Michael D. Moberly December 30, 2013 ‘A blog where attention span matters’.
Company culture analogies…
Not unlike the landmark pornography case in 1964 (Jacobellis v. Ohio) when U.S. Supreme Court Justice Potter Stewart famous utterance of a rather non-rational perspective insofar as judicial decision making, which I now paraphrase, “I don’t know precisely how to define it (pornography) but I know it when I see it:.
In many respects, Justice Potter’s perspective is quite similar to the way that company culture is often characterized, e.g., as somewhat of an invisible (intangible) temperament and/or attitude that links companies, employees, and stakeholders together.
Similarly, but more definitively, and some years later, in 2006, Mark Fields, Ford Motor Company’s President of the America’s, who has been credited with initiating a culture change at Ford, certainly elevated the prominence of a phrase widely attributed to Peter Drucker, i.e., “culture eats strategy for breakfast” which I understand was framed and hung on the wall of FMC’s so-called ‘war room’.
The dominant task Field engaged in at Ford with respect to initiating a culture change was to…
- replace a culture (work environment) that had come to be routinely characterized with terms such as bitterness, distrust, fear, and betrayal, etc.,
- develop a culture that would come to be characterized with different terms such as creativity, innovation, and (employee) sense of responsibility.
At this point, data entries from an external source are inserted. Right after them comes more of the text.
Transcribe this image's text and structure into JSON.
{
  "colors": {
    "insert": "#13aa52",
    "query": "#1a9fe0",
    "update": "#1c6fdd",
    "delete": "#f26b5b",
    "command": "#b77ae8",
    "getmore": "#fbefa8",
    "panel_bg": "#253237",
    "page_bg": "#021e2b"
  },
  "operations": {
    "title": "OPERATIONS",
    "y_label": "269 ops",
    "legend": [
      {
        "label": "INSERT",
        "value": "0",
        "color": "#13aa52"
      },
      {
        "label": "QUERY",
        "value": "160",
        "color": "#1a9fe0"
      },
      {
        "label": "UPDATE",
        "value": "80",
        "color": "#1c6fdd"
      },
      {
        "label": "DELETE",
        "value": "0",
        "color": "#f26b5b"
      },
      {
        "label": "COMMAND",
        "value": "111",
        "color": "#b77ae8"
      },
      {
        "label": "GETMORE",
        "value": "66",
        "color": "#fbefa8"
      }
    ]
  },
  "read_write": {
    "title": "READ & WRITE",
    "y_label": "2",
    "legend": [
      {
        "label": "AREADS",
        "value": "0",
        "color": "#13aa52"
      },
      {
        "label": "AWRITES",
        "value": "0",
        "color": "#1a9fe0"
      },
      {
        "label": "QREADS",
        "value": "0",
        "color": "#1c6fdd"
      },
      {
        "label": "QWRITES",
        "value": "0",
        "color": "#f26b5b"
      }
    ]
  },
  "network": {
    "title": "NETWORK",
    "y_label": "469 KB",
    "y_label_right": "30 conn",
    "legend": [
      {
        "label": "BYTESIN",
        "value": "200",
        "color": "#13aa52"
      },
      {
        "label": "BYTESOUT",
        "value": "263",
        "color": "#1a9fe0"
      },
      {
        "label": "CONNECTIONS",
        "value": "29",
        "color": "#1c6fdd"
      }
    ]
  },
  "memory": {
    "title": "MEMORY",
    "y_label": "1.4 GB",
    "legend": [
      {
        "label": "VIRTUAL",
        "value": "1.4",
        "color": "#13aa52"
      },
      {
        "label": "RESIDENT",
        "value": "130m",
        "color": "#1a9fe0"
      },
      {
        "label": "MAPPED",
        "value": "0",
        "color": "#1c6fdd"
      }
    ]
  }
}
Readers familiar with the American auto industry however, surely understand that the culture reversal that took place at Ford, under Field’s tutelage, or any U.S.-based automaker for that matter, is often fragile and linked to collective bargaining agreements.
There is certainly no intent here to minimize Mr. Fields efforts as I’m confident his advocacy served as both impetus and rallying point to achieve the sought after culture change. But, it’s important to recognize that large scale (enterprise wide) culture changes are seldom the product of a single individual’s efforts. And yes, Ford, like other U.S. carmakers at the time, were approaching their own respective ‘fiscal cliffs’ which no doubt served to bring about a greater than usual sense of receptivity and urgency to accept change. Recognizing that if substantial (cultural) change was not forthcoming and in fairly rapid order, those fiscal cliffs would be more than metaphors, they would, in many experts’ view, materialize as irreversible catastrophes to the U.S. auto industry as a whole.
Company culture is an internal version of a company brand, or a company’s last mile…
A company’s culture, Grant McCracken points out, is an ‘internal version of a company brand’ because it encompasses a company’s mission, vision, and its values. McCracken is one, among several prominent ‘company culture advocates’ who articulates how an effective (company) culture can impact a business.
McCracken makes a compelling case that ‘company culture may well be marketing’s silver bullet’ inasmuch as culture is at the intersection of commerce, anthropology, and business economics’.
Company culture is a valuable intangible asset…
I have long argued, presumably like McCracken, that a well designed, honed, and monitored (company) culture can produce ‘contributory value’ to many different aspects, venues, and transactions that any company may engage.
I recognize that any initiative, sometimes regardless of its motivation, putting forth the time, resources, and effort to develop and instill a sustainable change to a company’s culture will incur various challenges and hurdles, not the least of which is re-directing long embedded beliefs and back-channel habits which can elevate the probability of failure.
I find such circumstances especially significant when there is no internal champion or compelling rationale for change, i.e.…
- a clear understanding of a company’s intangible assets, of which company culture is one.
- a strategic appreciation for the implications that a culture change will, in most instances, bring to a business.
- tested strategies in which to leverage, exploit, and/or market a company’s culture change once it has been achieved in financial contexts.
So, a company management team that is unable to effectively promote its culture internally, will also experience challenges defining and promoting its brand externally. In part, this may be due to some of the skill sets expected of management teams today which are related to company profitability and sustainability, are not necessarily skills that coincide with initiating, valuing, managing, and monitoring changes in company culture.
While I do not consider myself to be a ‘company culture’ expert, I have held numerous positions of leadership and management which allow me to state with confidence…
- a company’s culture can be a useful and influential intangible asset that can deliver substantial value and competitive advantages to any company and most any transaction and/or venue, be it large or small.
- the above is largely dependent on management teams, employees, and stakeholders believing it, i.e., the culture is favorably recognized as delivering intangible value.
Probably the two most significant errors made in characterizing a company’s culture, McCracken notes in his book ‘Chief Culture Officer: How To Create A Living, Breathing Corporation’ are…
- presuming a company culture evolves from the presence of a single individual, and
- that an individuals’ personality is synonymous with an organization’s culture.